A new study suggests that age-related changes in the brain start earlier in life than previously thought, and switching diet may slow down the deterioration.
The findings appear in the journal PNAS.
The human brain needs over 20% of the body’s energy to function, and it gets this from metabolizing either glucose or ketone bodies.
Hypometabolism occurs when brain cells cannot use glucose as an energy source.
The brain is vulnerable to changes in metabolism.
People with Alzheimer’s disease often experience a severe drop in the brain’s glucose metabolic rate, and the extent of this reduction is associated with the severity of their illness.
Alzheimer’s disease is the most common form of dementia.

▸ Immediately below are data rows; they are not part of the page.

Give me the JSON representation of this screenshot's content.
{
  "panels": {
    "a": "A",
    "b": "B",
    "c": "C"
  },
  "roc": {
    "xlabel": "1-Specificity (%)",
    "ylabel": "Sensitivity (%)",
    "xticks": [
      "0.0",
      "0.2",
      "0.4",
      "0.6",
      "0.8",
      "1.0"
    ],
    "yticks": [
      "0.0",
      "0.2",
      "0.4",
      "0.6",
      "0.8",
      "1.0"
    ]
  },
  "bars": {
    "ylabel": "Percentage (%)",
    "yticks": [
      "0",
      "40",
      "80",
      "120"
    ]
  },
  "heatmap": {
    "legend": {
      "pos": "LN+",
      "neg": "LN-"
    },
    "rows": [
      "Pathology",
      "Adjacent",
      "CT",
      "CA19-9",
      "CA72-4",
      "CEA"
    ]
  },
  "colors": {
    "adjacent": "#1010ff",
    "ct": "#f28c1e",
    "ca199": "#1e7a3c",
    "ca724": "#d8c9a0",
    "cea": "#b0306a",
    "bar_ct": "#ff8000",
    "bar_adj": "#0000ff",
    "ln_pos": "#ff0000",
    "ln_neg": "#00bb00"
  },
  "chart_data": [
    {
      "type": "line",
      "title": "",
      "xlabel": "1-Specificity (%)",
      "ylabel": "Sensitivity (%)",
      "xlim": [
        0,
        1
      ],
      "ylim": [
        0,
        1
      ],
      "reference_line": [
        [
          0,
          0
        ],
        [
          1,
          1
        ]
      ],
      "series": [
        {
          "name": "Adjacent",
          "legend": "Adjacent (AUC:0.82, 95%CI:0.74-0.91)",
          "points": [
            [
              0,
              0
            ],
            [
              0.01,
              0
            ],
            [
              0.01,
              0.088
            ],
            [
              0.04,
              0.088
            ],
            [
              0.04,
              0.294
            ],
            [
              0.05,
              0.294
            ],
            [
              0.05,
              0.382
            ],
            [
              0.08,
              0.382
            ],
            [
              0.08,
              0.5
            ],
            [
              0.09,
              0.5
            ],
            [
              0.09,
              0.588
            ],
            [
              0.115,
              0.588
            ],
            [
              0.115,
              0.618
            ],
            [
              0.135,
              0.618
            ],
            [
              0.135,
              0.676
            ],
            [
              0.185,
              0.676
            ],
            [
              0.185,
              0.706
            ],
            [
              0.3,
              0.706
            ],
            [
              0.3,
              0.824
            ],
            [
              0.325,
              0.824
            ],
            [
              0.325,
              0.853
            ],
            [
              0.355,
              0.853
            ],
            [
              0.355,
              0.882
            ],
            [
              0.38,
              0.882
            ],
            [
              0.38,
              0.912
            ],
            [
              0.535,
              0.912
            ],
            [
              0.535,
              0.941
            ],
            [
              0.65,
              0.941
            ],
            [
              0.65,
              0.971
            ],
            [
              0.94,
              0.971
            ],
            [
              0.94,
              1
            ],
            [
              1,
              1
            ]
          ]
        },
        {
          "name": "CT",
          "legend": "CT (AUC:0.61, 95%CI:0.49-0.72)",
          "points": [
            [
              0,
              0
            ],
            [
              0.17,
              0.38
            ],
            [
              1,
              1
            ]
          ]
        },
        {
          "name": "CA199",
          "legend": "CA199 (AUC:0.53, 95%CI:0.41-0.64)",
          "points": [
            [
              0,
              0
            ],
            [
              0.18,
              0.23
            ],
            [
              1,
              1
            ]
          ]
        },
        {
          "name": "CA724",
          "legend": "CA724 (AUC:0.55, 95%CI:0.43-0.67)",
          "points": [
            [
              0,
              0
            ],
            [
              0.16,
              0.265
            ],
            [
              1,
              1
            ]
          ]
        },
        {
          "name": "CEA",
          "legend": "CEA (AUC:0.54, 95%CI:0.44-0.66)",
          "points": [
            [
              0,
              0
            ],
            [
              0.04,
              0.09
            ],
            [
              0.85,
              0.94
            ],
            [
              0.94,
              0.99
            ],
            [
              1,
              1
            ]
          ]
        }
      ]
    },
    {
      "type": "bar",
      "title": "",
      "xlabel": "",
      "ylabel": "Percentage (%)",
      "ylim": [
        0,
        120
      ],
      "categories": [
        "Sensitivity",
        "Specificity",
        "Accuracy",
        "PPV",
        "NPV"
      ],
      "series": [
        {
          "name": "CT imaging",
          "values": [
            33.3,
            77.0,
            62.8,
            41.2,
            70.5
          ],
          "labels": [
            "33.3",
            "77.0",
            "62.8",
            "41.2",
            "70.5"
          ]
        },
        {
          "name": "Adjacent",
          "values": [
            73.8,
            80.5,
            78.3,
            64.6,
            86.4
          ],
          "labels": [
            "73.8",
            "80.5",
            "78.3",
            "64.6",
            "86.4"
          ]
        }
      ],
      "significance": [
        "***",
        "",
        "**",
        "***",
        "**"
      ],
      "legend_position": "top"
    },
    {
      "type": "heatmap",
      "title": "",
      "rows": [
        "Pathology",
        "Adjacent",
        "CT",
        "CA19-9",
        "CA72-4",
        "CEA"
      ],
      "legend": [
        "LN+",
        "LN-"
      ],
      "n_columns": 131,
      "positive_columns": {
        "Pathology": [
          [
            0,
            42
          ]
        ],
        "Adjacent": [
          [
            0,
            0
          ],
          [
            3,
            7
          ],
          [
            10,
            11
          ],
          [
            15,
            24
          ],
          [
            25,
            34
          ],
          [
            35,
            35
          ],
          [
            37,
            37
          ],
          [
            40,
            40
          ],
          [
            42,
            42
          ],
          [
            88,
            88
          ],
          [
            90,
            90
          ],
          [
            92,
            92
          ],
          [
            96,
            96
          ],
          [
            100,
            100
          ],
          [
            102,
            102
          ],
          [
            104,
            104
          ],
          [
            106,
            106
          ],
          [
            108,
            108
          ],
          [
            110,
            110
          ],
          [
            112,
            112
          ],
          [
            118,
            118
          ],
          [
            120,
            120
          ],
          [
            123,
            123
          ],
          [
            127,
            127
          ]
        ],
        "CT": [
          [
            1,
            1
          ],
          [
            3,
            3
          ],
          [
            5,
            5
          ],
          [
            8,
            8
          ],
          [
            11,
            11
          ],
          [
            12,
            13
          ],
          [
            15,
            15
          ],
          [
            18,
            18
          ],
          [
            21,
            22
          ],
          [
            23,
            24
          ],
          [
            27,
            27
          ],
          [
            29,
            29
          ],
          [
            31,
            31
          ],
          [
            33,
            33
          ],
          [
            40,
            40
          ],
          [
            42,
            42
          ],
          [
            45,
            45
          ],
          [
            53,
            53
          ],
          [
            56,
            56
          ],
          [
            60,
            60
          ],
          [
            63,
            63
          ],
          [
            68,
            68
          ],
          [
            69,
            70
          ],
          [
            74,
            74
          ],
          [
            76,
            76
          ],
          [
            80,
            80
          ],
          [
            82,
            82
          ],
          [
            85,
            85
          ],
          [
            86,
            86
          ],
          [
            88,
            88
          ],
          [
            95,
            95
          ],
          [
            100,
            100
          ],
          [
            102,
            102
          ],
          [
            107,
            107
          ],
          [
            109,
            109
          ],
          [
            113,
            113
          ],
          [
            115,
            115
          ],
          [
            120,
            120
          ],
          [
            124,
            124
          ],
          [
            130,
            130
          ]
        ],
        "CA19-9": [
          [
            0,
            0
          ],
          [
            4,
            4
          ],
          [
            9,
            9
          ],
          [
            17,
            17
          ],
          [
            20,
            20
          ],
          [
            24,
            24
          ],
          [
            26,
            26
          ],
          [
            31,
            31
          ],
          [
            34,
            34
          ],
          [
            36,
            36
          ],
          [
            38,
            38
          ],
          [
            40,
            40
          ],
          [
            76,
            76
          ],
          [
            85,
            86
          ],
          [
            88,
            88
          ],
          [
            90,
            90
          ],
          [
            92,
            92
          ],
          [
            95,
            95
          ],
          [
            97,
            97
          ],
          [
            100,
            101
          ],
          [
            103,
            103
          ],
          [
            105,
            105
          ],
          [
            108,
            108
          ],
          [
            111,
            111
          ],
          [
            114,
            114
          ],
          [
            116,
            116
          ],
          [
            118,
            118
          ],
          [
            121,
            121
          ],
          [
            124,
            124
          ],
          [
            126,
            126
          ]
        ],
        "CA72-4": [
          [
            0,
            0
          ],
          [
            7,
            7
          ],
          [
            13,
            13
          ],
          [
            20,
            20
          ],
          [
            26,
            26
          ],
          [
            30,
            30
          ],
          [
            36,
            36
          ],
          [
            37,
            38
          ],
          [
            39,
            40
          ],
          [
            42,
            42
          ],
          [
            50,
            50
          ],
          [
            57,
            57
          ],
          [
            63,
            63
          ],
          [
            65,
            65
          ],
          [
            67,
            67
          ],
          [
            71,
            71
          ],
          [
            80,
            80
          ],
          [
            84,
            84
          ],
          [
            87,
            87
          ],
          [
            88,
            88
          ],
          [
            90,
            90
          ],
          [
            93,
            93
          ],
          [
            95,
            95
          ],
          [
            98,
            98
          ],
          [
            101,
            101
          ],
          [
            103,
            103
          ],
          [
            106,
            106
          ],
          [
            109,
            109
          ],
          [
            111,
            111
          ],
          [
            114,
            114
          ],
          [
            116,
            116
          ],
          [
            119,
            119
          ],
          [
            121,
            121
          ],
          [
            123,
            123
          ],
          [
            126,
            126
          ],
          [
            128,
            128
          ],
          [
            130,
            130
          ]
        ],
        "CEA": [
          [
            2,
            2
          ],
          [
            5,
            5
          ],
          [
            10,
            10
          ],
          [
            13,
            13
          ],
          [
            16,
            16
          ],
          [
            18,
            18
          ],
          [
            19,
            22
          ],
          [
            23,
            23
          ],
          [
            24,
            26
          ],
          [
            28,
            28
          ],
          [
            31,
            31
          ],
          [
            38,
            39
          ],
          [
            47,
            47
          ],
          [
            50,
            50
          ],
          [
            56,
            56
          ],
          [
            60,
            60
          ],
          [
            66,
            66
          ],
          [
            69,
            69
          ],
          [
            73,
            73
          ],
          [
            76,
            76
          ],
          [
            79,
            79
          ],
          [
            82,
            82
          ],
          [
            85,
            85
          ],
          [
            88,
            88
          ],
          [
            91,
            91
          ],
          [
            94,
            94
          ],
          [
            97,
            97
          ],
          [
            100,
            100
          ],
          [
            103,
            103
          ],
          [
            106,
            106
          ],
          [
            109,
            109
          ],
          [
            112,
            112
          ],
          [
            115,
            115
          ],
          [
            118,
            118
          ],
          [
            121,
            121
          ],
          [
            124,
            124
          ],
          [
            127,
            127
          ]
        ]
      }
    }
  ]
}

According to the World Health Organization (WHO), approximately 50 million people globally have dementia, and about 60 to 70% of these have Alzheimer’s disease.
While scientists have been unable to pinpoint why the brain cells stop metabolizing glucose at this point, previous research has shown that a drop in glucose metabolism appears early before Alzheimer’s symptoms develop.
In this study, researchers from the United States and the United Kingdom used the stability of this communication network between brain regions as a way to measure age-related changes in the brain.
They set out to investigate when these changes start and whether a change in a person’s diet from one rich in glucose to ketones could affect the communication between these brain regions.
To determine when these changes to neural stability emerge, the researchers used two large-scale functional magnetic resonance imaging (fMRI) datasets. One dataset came from the Max Planck Institut Leipzig in Germany, and the other from the Cambridge Centre for Ageing and Neuroscience (Cam-CAN) in Cambridge, UK. The datasets contained brain scans of nearly 1,000 adults across their life-span (ages 18 to 88).
This type of brain scan measures the stability of brain networks, defined as the brain’s ability to sustain functional communication between its regions.